We ended up spending the summer reseeding, resodding, and fertilizing the bald patches in the lawn.
And when the winter came again, we weren’t allowed to make snowmen again.
Or go anywhere near the kitchen cabinet.

Doctor Odd’s Advent Calendar

Doctor Odd loved the holidays.
Every year, he’d craft some bizarre advent calendar, slowly revealing some nefarious plot to take over the world.
Or destroy it. Either way, he wasn’t picky.
This year’s effort would be his masterpiece.
Each day, he revealed a cure to some disease or affliction.
Cancer.

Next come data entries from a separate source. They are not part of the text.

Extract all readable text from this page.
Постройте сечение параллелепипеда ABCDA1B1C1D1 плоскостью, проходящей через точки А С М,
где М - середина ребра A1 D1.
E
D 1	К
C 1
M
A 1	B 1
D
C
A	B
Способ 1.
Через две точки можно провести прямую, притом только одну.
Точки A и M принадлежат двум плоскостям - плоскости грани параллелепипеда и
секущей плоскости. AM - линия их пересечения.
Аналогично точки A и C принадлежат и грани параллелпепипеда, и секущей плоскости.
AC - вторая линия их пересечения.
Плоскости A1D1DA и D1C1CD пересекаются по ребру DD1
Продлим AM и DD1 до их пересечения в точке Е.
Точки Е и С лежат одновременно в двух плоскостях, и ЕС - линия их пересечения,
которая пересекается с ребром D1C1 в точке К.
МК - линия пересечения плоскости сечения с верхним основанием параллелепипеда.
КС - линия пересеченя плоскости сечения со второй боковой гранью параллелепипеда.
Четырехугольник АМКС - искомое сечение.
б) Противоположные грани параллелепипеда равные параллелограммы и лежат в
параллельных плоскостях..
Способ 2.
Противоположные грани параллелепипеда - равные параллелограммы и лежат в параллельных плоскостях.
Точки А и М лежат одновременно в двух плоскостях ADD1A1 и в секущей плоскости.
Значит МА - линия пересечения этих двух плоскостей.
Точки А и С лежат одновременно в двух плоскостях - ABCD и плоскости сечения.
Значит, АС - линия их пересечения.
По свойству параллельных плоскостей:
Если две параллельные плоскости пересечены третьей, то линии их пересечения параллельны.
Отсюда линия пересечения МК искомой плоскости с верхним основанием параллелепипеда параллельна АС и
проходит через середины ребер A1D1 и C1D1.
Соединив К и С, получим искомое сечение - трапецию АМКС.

AIDS. The common cold.
By the 24th day, he’d cured everything.
The world sang his praises on Christmas Day.
Then, Odd revealed his Nightmare Plague.
Why did he go through the trouble of creating all those cures?
He wanted a clean slate upon which to test his own newly-crafted disease.

Eartha’s Santa Baby

So, Eartha Kitt asked Santa for a bunch of things.
She wanted a sable coat, a light blue convertible car, a yacht, a platinum mine, a duplex, and checks.
I know she was a champion for civil rights and social causes, but seriously: what a greedy bitch.
In the song, she claims that she passed on a lot of fun and kissing guys, but didn’t the CIA report on her say she was a sadistic nymphomaniac?
Which is it? What’s the truth?
Okay, so maybe she didn’t kiss any of the guys, but if the catsuit and whip fits, right?

Christmas jerky

It’s a family tradition that we hang their stockings from the mantel on Christmas.
That way, Santa Claus can leave presents for us in the stockings.
Grandma hung one of her compression socks from the mantel.
Santa brought her some Ohama Steaks.
She slept late, we had lit a fire in the fireplace, and the compressed steak ended up as beef jerky.
Which Grandma ended up giving to us, since jerky isn’t all that good on her dentures.
“Gee, thanks, Grandma,” we said, staring at the leg-sweat seasoned meat sticks. “Merry Christmas.”
We gave the disgusting things to the dog.

Increased drag Christmas

For centuries, eight reindeer pulled Santa’s sleigh.
Santa expanded the roster to nine when air pollution necessitated Rudolph’s bright nose.
Despite ever-increasing payloads and deliveries, Santa and his crew did their job.
Until Clover the horse wanted to join.
Sure, he was a horse. He couldn’t fly.
But he identified as a pegasus.
“See my cardboard wings?”
“You’re kidding, right?” said Santa.
Clover wasn’t. And he sued for discrimination.
The case went to the Supreme Court.
Santa lost.
He never delivered presents to judges or lawyers ever again.
“Not enough time,” he’d say. “The increased drag is slowing everything down.”

Woke Christmas Morning

People are protesting Charlie Brown Christmas because Franklin the black kid is forced to sit in a lawn chair on the other side of the table.
They’re also protesting Rudolph the Red-Nosed Reindeer as bigoted.
And the song “Baby It’s Cold Outside” has run afoul of the Me Too Movement, who claim the lyrics are tantamount to date rape.
Not to mention that some radical Muslims get offended by people wishing them Merry Christmas at all.
I asked Santa for a baseball bat.
Aluminum? Wood? Carbon-fiber? As long as it’s not Whiffle.
I just want to beat myself senseless sometimes.